NOTIZIE SERIALI: Diversi come due gocce

Renato Aiello

PER LA STAGIONE DI “PURCHE’ FINISCA BENE” DALLA RAI DI NAPOLI

Negli ultimi anni Napoli è diventata un set a cielo aperto per molti film, serie tv, fiction RAI, programmi e factual. E non poteva che iniziare qui la VI stagione di Purché finisca bene, serie di Raiuno dedicata al tema dell’amore in tutte le sue sfaccettature, che nel giorno dell’Immacolata in prima serata (recuperabile su Raiplay) ha visto i giovani Alessio Lapice e Chiara Celotto impegnati nel film Diversi come due gocce d’acqua, episodio diretto dal milanese Luca Lucini, già regista di Tre metri sopra il cielo.

Il timore iniziale, che si è confermato purtroppo a ogni visione precedente di prodotti RAI ambientati nel capoluogo partenopeo, era legato ai soliti cliché e personaggi dalla scrittura trasandata che si muovevano in queste produzioni nazionali. Fortunatamente stavolta siamo di fronte a una pellicola fresca, godibile, dalla semplicità vincente, che non nasconde fin dall’inizio i futuri sviluppi, inevitabili quasi con un simile titolo di serie.

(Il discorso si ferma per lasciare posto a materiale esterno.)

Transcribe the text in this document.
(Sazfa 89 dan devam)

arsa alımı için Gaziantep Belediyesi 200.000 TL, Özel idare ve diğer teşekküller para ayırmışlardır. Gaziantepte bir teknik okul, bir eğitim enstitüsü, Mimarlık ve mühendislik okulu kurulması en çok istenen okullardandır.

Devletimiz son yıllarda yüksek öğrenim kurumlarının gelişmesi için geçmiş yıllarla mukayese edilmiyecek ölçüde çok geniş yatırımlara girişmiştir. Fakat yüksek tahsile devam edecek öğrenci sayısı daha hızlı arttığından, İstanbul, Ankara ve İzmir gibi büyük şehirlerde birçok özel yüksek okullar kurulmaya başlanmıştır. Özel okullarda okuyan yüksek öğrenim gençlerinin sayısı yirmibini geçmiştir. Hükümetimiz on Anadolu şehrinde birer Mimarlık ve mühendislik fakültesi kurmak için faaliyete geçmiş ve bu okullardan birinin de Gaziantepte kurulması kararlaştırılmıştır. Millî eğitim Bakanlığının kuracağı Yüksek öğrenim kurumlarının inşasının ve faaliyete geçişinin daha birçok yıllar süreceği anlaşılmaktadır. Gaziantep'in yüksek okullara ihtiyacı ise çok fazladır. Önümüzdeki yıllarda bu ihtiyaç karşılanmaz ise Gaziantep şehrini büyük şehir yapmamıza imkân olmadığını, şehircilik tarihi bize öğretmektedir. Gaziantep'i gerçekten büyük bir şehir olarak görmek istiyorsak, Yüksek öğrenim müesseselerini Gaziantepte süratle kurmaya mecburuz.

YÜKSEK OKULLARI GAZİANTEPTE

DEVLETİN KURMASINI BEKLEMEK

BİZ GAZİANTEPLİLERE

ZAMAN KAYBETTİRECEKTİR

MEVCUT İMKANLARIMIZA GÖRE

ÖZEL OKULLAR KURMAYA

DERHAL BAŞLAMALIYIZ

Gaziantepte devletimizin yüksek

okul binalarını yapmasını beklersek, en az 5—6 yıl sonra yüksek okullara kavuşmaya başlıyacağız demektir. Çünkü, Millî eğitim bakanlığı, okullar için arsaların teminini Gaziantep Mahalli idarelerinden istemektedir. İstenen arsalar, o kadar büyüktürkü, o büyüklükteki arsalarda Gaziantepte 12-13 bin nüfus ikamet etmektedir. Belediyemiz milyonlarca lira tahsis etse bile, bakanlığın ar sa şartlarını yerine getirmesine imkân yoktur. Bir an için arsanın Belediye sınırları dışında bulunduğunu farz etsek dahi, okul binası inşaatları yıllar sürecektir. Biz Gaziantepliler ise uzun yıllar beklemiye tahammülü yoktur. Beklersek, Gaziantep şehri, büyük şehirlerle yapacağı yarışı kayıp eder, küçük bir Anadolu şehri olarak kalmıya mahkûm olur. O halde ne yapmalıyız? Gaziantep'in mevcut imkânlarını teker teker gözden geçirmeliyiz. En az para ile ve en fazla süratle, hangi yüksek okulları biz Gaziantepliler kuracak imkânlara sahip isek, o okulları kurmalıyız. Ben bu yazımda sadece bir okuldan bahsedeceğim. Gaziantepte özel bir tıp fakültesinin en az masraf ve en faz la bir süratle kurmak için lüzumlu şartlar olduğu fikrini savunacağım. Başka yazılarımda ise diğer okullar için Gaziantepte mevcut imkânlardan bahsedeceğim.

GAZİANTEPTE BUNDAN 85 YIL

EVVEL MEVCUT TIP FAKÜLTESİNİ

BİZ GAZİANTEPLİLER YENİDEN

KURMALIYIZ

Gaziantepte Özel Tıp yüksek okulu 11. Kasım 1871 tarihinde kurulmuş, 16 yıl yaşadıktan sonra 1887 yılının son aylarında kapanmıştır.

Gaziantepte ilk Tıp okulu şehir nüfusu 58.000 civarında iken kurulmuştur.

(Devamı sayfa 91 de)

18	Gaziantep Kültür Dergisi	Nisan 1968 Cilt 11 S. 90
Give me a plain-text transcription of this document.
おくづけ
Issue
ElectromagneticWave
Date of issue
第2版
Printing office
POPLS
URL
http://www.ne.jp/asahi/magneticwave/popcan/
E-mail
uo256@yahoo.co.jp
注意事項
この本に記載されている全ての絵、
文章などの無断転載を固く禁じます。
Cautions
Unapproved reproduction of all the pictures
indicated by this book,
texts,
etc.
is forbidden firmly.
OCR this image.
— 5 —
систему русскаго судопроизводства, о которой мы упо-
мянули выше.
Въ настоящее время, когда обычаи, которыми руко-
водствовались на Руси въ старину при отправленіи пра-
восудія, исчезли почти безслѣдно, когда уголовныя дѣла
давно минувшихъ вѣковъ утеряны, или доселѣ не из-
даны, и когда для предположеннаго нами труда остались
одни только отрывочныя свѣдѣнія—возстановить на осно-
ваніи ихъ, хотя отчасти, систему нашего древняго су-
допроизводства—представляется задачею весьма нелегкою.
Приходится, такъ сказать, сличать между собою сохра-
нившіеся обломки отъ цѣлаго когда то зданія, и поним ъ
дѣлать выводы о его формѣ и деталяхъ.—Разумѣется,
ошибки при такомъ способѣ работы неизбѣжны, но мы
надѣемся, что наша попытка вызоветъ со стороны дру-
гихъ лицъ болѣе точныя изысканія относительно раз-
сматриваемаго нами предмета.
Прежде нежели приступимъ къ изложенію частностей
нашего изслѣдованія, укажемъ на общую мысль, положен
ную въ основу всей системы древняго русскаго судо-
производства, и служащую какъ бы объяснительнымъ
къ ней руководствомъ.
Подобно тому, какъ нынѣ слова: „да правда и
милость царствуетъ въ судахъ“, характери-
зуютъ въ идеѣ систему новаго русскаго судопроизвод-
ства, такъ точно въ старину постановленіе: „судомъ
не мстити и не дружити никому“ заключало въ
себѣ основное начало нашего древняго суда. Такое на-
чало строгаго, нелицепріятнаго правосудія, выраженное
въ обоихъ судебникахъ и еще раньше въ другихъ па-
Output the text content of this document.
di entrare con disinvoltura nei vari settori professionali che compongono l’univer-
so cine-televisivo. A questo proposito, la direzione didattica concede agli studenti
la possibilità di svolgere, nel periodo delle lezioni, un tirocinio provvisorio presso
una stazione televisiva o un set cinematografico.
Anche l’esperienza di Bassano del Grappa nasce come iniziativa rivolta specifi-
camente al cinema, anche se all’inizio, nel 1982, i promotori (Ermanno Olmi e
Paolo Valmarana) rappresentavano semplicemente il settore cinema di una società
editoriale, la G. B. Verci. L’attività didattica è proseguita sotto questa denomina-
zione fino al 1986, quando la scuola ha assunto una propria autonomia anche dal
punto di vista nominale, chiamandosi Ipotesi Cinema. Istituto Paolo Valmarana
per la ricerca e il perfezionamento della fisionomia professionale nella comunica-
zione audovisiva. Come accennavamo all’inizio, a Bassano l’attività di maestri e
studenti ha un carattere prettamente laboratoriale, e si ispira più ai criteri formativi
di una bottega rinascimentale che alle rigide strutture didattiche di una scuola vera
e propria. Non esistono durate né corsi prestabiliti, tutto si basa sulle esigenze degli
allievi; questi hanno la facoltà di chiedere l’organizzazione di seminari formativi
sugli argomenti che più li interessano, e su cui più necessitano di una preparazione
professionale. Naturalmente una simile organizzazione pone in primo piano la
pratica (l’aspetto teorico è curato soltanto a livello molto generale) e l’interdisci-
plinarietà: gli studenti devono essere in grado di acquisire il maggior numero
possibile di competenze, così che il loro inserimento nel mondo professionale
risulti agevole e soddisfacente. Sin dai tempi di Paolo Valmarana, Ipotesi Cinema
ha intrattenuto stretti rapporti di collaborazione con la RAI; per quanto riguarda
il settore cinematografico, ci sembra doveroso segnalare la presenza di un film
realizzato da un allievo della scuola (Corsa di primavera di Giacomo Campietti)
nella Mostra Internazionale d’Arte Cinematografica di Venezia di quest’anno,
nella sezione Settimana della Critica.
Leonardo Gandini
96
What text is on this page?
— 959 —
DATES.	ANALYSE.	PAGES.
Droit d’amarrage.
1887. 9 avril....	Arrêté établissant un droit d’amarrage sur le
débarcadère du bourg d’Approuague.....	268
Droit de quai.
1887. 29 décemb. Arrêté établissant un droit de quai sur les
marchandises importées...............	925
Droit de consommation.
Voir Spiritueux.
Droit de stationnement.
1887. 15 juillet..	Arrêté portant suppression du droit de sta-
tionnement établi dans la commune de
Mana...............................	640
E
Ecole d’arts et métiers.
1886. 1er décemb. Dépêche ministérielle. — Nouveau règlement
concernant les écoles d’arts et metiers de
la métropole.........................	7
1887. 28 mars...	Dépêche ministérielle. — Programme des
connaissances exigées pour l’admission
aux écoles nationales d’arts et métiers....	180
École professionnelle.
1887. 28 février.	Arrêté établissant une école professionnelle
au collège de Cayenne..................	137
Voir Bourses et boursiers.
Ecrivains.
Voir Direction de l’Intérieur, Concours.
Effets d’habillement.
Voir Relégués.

Si intuisce subito che dall’incontro – scontro (letterale, perché si verifica un incidente d’auto banalissimo) nascerà qualcosa tra i due protagonisti, ma allo spettatore interessa sapere come si svilupperà la storia e come si evolveranno le due gocce d’acqua.

Diversissime per estrazione sociale ed economica, e di classe addirittura (Gaetano è di origini nobili, mentre Sharon lavora la mattina alla pescheria del padre e poi come cameriera in trattoria), queste due gocce sono costrette a convivere nella piscina della villa aristocratica di lui, causa fisioterapia in acqua a basso costo per la ragazza, sotto gli sguardi partecipi e sornioni delle due zie (le sempre brave Monica Nappo e Susy Del Giudice). Così mentre il padre dall’accento nordico lo aspetta a Francoforte per lavoro (Thomas Trabacchi), Gaetano impara a confrontarsi con un mondo a lui sconosciuto: sveglia presto la mattina e sacrificio tra i mercati generali e il ristorante di pesce gestito da Raiz (il cantante), per sostituire l’inferma Sharon. Tra le gelosie grottesche del fidanzato di lei (Gianluca Di Gennaro) e le attenzioni materne (irresistibile Rosalia Porcaro) tutte rivolte al figlio attore (Alessio Sica) da “mantenere” a Roma grazie alla figlia “cenerentola”, anche Sharon apre ben presto gli occhi su chi la circonda e su chi davvero tiene a lei. “Amor odit inerte”s, l’amore odia gli inerti, ripete la zia insegnante al nipote Gaetano, e le fa eco chef Raiz con “il momento giusto per tirare le reti e fare la mattanza”: due insegnamenti pragmatici e preziosi che aiuteranno i due ragazzi a crescere, capirsi e magari dare vita ai loro sogni nel cassetto. Chiara Celotto, spontanea e riflessiva, è una novella Pamela di Samuel Richardson, mentre Alessio Lapice è il principe “chiattillo” e dolce dagli occhi azzurri che abbiamo imparato a conoscere già in Imma Tataranni e nel bel film di Matteo Rovere Il Primo Re, dove era Romolo, primo monarca di Roma. Due nomi da tenere d’occhio, tra piccolo e grande schermo in futuro.